Breakpoint 1, lj_ffh_math_abs (L=0x0) at /vagrant/ujit/src/lib/math.c:28
28 {
(gdb) bt
#0 lj_ffh_math_abs (L=0x0) at /vagrant/ujit/src/lib/math.c:28
#1 0x00000000004c4d38 in lj_fff_fallback ()
#2 0x000000000040ebda in lua_pcall (L=0x7ffff7fcc378, nargs=0, nresults=0, errfunc=2) at /vagrant/ujit/src/uj_capi.c:884
#3 0x0000000000405f5b in docall (L=0x7ffff7fcc378, narg=0, clear=1) at /vagrant/ujit/src/ujit.c:118
...

Please be careful modifying code in src/lib/*.c.

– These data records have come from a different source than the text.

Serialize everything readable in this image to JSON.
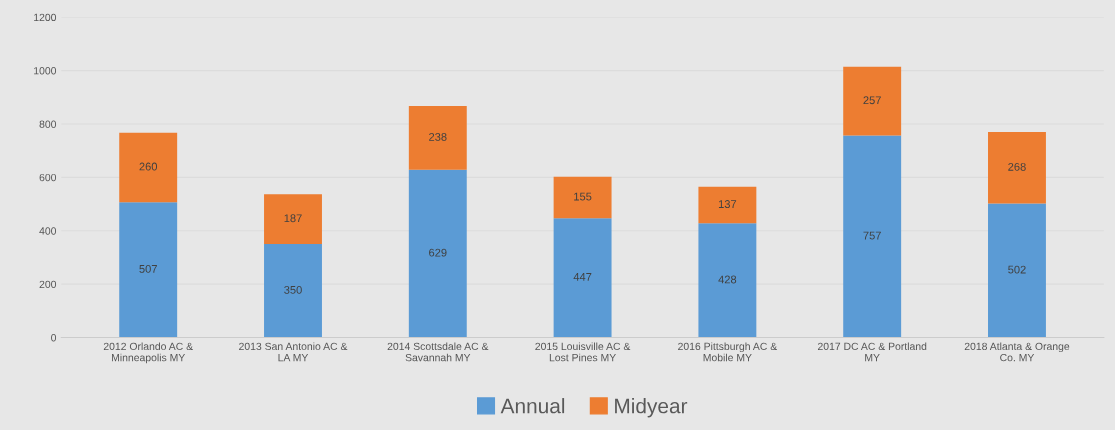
{
  "chart_data": {
    "type": "bar",
    "stacked": true,
    "categories": [
      "2012 Orlando AC &\nMinneapolis MY",
      "2013 San Antonio AC &\nLA MY",
      "2014 Scottsdale AC &\nSavannah MY",
      "2015 Louisville AC &\nLost Pines MY",
      "2016 Pittsburgh AC &\nMobile MY",
      "2017 DC AC & Portland\nMY",
      "2018 Atlanta & Orange\nCo. MY"
    ],
    "series": [
      {
        "name": "Annual",
        "color": "#5b9bd5",
        "values": [
          507,
          350,
          629,
          447,
          428,
          757,
          502
        ]
      },
      {
        "name": "Midyear",
        "color": "#ed7d31",
        "values": [
          260,
          187,
          238,
          155,
          137,
          257,
          268
        ]
      }
    ],
    "ylim": [
      0,
      1200
    ],
    "yticks": [
      0,
      200,
      400,
      600,
      800,
      1000,
      1200
    ],
    "grid": "y",
    "legend": "bottom",
    "data_labels": true
  }
}
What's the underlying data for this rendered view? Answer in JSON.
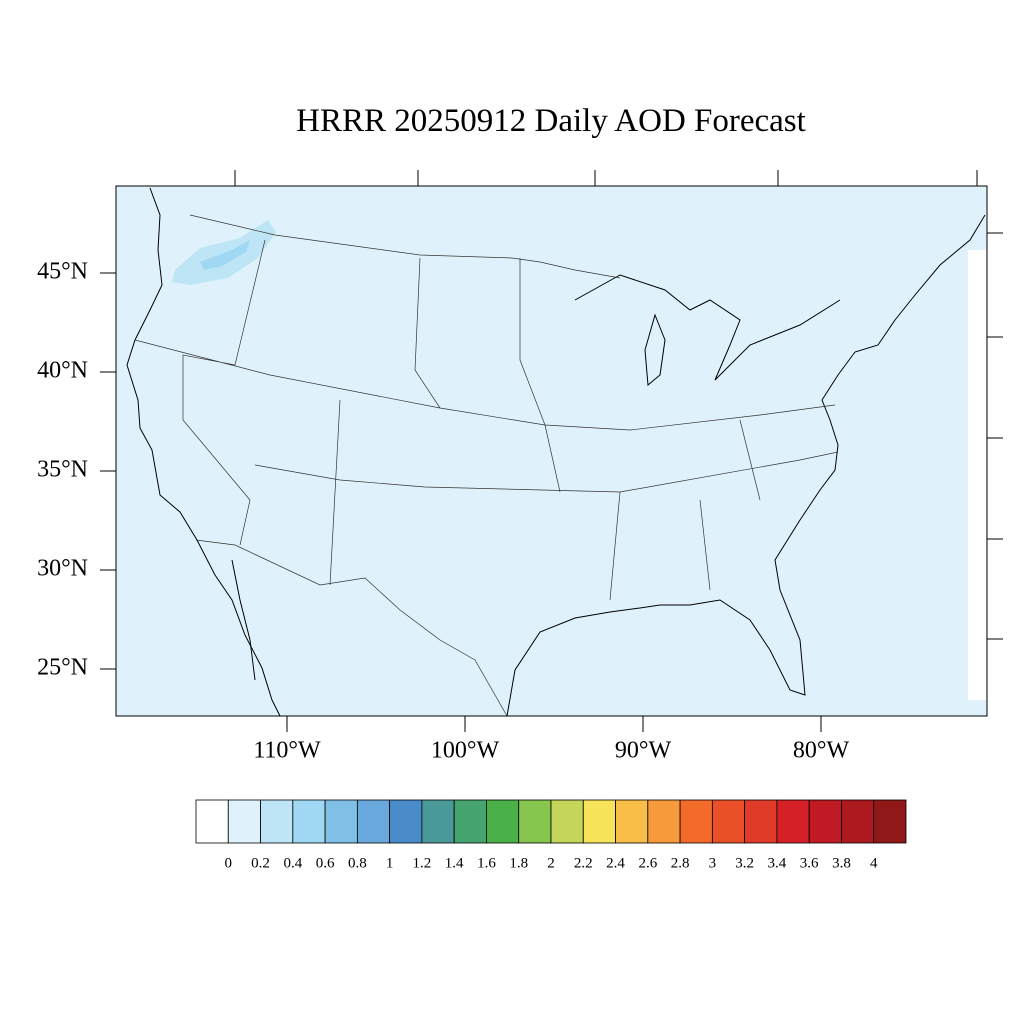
{
  "map": {
    "title": "HRRR 20250912 Daily AOD Forecast",
    "lat_ticks": [
      {
        "value": 45,
        "label": "45°N"
      },
      {
        "value": 40,
        "label": "40°N"
      },
      {
        "value": 35,
        "label": "35°N"
      },
      {
        "value": 30,
        "label": "30°N"
      },
      {
        "value": 25,
        "label": "25°N"
      }
    ],
    "lon_ticks": [
      {
        "value": -110,
        "label": "110°W"
      },
      {
        "value": -100,
        "label": "100°W"
      },
      {
        "value": -90,
        "label": "90°W"
      },
      {
        "value": -80,
        "label": "80°W"
      }
    ],
    "colorbar": {
      "levels": [
        0,
        0.2,
        0.4,
        0.6,
        0.8,
        1,
        1.2,
        1.4,
        1.6,
        1.8,
        2,
        2.2,
        2.4,
        2.6,
        2.8,
        3,
        3.2,
        3.4,
        3.6,
        3.8,
        4
      ],
      "colors": [
        "#ffffff",
        "#dff2fb",
        "#bde5f6",
        "#a0d8f3",
        "#80bfe6",
        "#68a8dc",
        "#4a8cc9",
        "#4a9a9a",
        "#46a56e",
        "#4ab048",
        "#86c54e",
        "#c3d65a",
        "#f8e45a",
        "#f8be48",
        "#f79a3c",
        "#f26b2a",
        "#ea5028",
        "#e03a28",
        "#d62028",
        "#c01a24",
        "#ac1a20",
        "#901818"
      ]
    }
  }
}
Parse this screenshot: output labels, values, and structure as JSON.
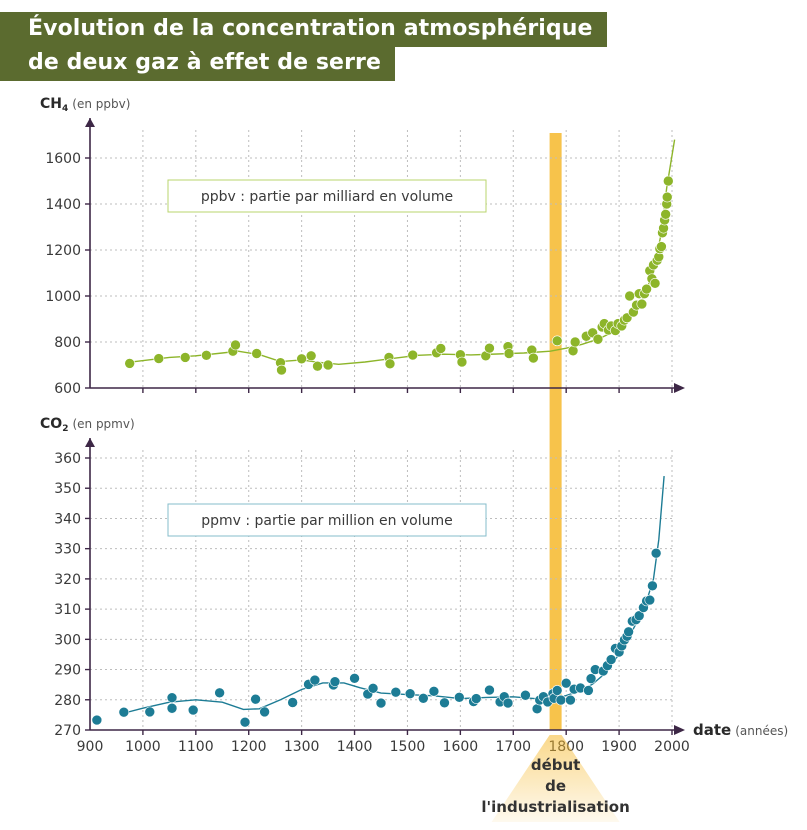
{
  "title": {
    "line1": "Évolution de la concentration atmosphérique",
    "line2": "de deux gaz à effet de serre"
  },
  "colors": {
    "title_bg": "#5b6b2f",
    "ch4": "#8db52a",
    "ch4_box_border": "#b9d46e",
    "co2": "#1d7c95",
    "co2_box_border": "#86bccb",
    "industrialisation": "#f6b82b",
    "axis": "#3d2746",
    "grid": "#bdbdbd"
  },
  "annotation": {
    "line1": "début",
    "line2": "de",
    "line3": "l'industrialisation"
  },
  "chart_data": [
    {
      "type": "scatter",
      "ylabel_main": "CH",
      "ylabel_sub": "4",
      "ylabel_unit": "(en ppbv)",
      "legend_box": "ppbv : partie par milliard en volume",
      "xlim": [
        900,
        2000
      ],
      "ylim": [
        600,
        1700
      ],
      "yticks": [
        "600",
        "800",
        "1000",
        "1200",
        "1400",
        "1600"
      ],
      "grid": true,
      "series": [
        {
          "points": [
            [
              975,
              707
            ],
            [
              1030,
              728
            ],
            [
              1080,
              733
            ],
            [
              1120,
              742
            ],
            [
              1170,
              760
            ],
            [
              1175,
              787
            ],
            [
              1215,
              750
            ],
            [
              1260,
              710
            ],
            [
              1262,
              678
            ],
            [
              1300,
              727
            ],
            [
              1318,
              740
            ],
            [
              1330,
              695
            ],
            [
              1350,
              700
            ],
            [
              1465,
              733
            ],
            [
              1467,
              705
            ],
            [
              1510,
              743
            ],
            [
              1555,
              753
            ],
            [
              1563,
              772
            ],
            [
              1600,
              745
            ],
            [
              1603,
              713
            ],
            [
              1648,
              740
            ],
            [
              1655,
              773
            ],
            [
              1690,
              780
            ],
            [
              1692,
              750
            ],
            [
              1735,
              765
            ],
            [
              1738,
              730
            ],
            [
              1783,
              805
            ],
            [
              1813,
              762
            ],
            [
              1817,
              800
            ],
            [
              1838,
              825
            ],
            [
              1850,
              840
            ],
            [
              1860,
              812
            ],
            [
              1868,
              865
            ],
            [
              1872,
              880
            ],
            [
              1880,
              852
            ],
            [
              1885,
              870
            ],
            [
              1893,
              850
            ],
            [
              1898,
              880
            ],
            [
              1905,
              870
            ],
            [
              1910,
              895
            ],
            [
              1915,
              905
            ],
            [
              1920,
              1000
            ],
            [
              1927,
              930
            ],
            [
              1933,
              960
            ],
            [
              1938,
              1010
            ],
            [
              1943,
              965
            ],
            [
              1948,
              1010
            ],
            [
              1952,
              1030
            ],
            [
              1958,
              1110
            ],
            [
              1962,
              1075
            ],
            [
              1965,
              1135
            ],
            [
              1968,
              1055
            ],
            [
              1972,
              1155
            ],
            [
              1975,
              1170
            ],
            [
              1977,
              1205
            ],
            [
              1980,
              1215
            ],
            [
              1982,
              1275
            ],
            [
              1984,
              1295
            ],
            [
              1986,
              1330
            ],
            [
              1988,
              1355
            ],
            [
              1990,
              1400
            ],
            [
              1991,
              1430
            ],
            [
              1993,
              1500
            ]
          ],
          "trend": [
            [
              975,
              712
            ],
            [
              1050,
              733
            ],
            [
              1100,
              740
            ],
            [
              1150,
              752
            ],
            [
              1180,
              760
            ],
            [
              1220,
              745
            ],
            [
              1260,
              715
            ],
            [
              1300,
              722
            ],
            [
              1330,
              712
            ],
            [
              1370,
              703
            ],
            [
              1420,
              713
            ],
            [
              1470,
              728
            ],
            [
              1520,
              742
            ],
            [
              1570,
              747
            ],
            [
              1620,
              744
            ],
            [
              1670,
              748
            ],
            [
              1720,
              752
            ],
            [
              1770,
              760
            ],
            [
              1800,
              773
            ],
            [
              1830,
              790
            ],
            [
              1860,
              812
            ],
            [
              1890,
              845
            ],
            [
              1910,
              875
            ],
            [
              1930,
              930
            ],
            [
              1950,
              1010
            ],
            [
              1960,
              1080
            ],
            [
              1970,
              1165
            ],
            [
              1980,
              1275
            ],
            [
              1990,
              1470
            ],
            [
              2005,
              1680
            ]
          ]
        }
      ]
    },
    {
      "type": "scatter",
      "ylabel_main": "CO",
      "ylabel_sub": "2",
      "ylabel_unit": "(en ppmv)",
      "legend_box": "ppmv : partie par million en volume",
      "xlabel": "date",
      "xlabel_unit": "(années)",
      "xlim": [
        900,
        2000
      ],
      "ylim": [
        270,
        360
      ],
      "xticks": [
        "900",
        "1000",
        "1100",
        "1200",
        "1300",
        "1400",
        "1500",
        "1600",
        "1700",
        "1800",
        "1900",
        "2000"
      ],
      "yticks": [
        "270",
        "280",
        "290",
        "300",
        "310",
        "320",
        "330",
        "340",
        "350",
        "360"
      ],
      "grid": true,
      "industrialisation_year": 1780,
      "series": [
        {
          "points": [
            [
              913,
              273.3
            ],
            [
              964,
              275.9
            ],
            [
              1013,
              276.0
            ],
            [
              1055,
              280.7
            ],
            [
              1055,
              277.2
            ],
            [
              1095,
              276.6
            ],
            [
              1145,
              282.3
            ],
            [
              1193,
              272.6
            ],
            [
              1213,
              280.2
            ],
            [
              1230,
              276.0
            ],
            [
              1283,
              279.1
            ],
            [
              1313,
              285.1
            ],
            [
              1325,
              286.5
            ],
            [
              1360,
              284.9
            ],
            [
              1363,
              286.0
            ],
            [
              1400,
              287.1
            ],
            [
              1425,
              281.9
            ],
            [
              1435,
              283.8
            ],
            [
              1450,
              278.9
            ],
            [
              1478,
              282.5
            ],
            [
              1505,
              282.0
            ],
            [
              1530,
              280.5
            ],
            [
              1550,
              282.8
            ],
            [
              1570,
              279.0
            ],
            [
              1598,
              280.8
            ],
            [
              1625,
              279.4
            ],
            [
              1630,
              280.4
            ],
            [
              1655,
              283.2
            ],
            [
              1675,
              279.3
            ],
            [
              1683,
              281.0
            ],
            [
              1690,
              278.9
            ],
            [
              1723,
              281.5
            ],
            [
              1745,
              277.0
            ],
            [
              1750,
              279.9
            ],
            [
              1757,
              281.0
            ],
            [
              1765,
              279.3
            ],
            [
              1775,
              282.0
            ],
            [
              1777,
              280.5
            ],
            [
              1783,
              283.1
            ],
            [
              1790,
              279.9
            ],
            [
              1800,
              285.5
            ],
            [
              1808,
              279.9
            ],
            [
              1815,
              283.5
            ],
            [
              1827,
              283.9
            ],
            [
              1842,
              283.1
            ],
            [
              1847,
              287.0
            ],
            [
              1855,
              290.0
            ],
            [
              1870,
              289.5
            ],
            [
              1878,
              291.3
            ],
            [
              1885,
              293.3
            ],
            [
              1893,
              297.0
            ],
            [
              1900,
              295.8
            ],
            [
              1905,
              297.8
            ],
            [
              1910,
              299.8
            ],
            [
              1915,
              301.0
            ],
            [
              1918,
              302.5
            ],
            [
              1925,
              306.0
            ],
            [
              1932,
              306.5
            ],
            [
              1938,
              307.8
            ],
            [
              1946,
              310.5
            ],
            [
              1952,
              312.7
            ],
            [
              1958,
              313.0
            ],
            [
              1963,
              317.7
            ],
            [
              1970,
              328.5
            ]
          ],
          "trend": [
            [
              964,
              275.6
            ],
            [
              1000,
              277.2
            ],
            [
              1050,
              279.2
            ],
            [
              1100,
              280.0
            ],
            [
              1150,
              279.2
            ],
            [
              1190,
              276.8
            ],
            [
              1220,
              277.0
            ],
            [
              1260,
              280.0
            ],
            [
              1300,
              283.4
            ],
            [
              1340,
              285.6
            ],
            [
              1380,
              285.6
            ],
            [
              1410,
              284.0
            ],
            [
              1450,
              282.2
            ],
            [
              1500,
              281.7
            ],
            [
              1550,
              281.3
            ],
            [
              1600,
              280.4
            ],
            [
              1650,
              280.8
            ],
            [
              1700,
              281.0
            ],
            [
              1740,
              280.4
            ],
            [
              1770,
              280.0
            ],
            [
              1800,
              281.4
            ],
            [
              1830,
              283.2
            ],
            [
              1850,
              285.2
            ],
            [
              1870,
              288.2
            ],
            [
              1890,
              292.5
            ],
            [
              1910,
              298.0
            ],
            [
              1930,
              304.5
            ],
            [
              1950,
              311.5
            ],
            [
              1965,
              320.0
            ],
            [
              1975,
              333.0
            ],
            [
              1985,
              354.0
            ]
          ]
        }
      ]
    }
  ]
}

Builtins Accessing Upvalues

As you probably know, pairs and ipairs are implemented via a call to to next. Because of late binding, it is crucial to know the exact location of the original next in run-time, and _G.next is obviously not an option. To solve the issue, the “native” implementation of next is set as an upvalue for both pairs and ipairs. In other words, the platform executes something like:

local next = _G.next -- here, _G.next is our builtin
_G.pairs = function(...)
    -- next is used somewhere here
end

But how can we emulate this behaviour? Using following magic macros:

LJLIB_ASM(next)
{
    lj_lib_checktab(L, 1);
    return FFH_UNREACHABLE;
}
...
LJLIB_PUSH(lastcl)
LJLIB_ASM(pairs)
{
    return ffh_pairs(L, MM_pairs);
}

buildvm scans src/lib/base.c and upon parsing LJLIB_PUSH(lastcl), stores a byte 253 (0xfd aka LIBINIT_LASTCL) into the array lj_lib_init_base (auto-generated in lj_libdef.h). After that, uj_lib_register will be run inside luaopen_base: At this time, the LIBINIT_LASTCL byte will be read from the lj_lib_init_base array, and the last registered builtin (next in our case, the order of definitions does matter here) will be pushed on the coroutine’s stack, which will be accessed an an upvalue during registering the pairs builtin.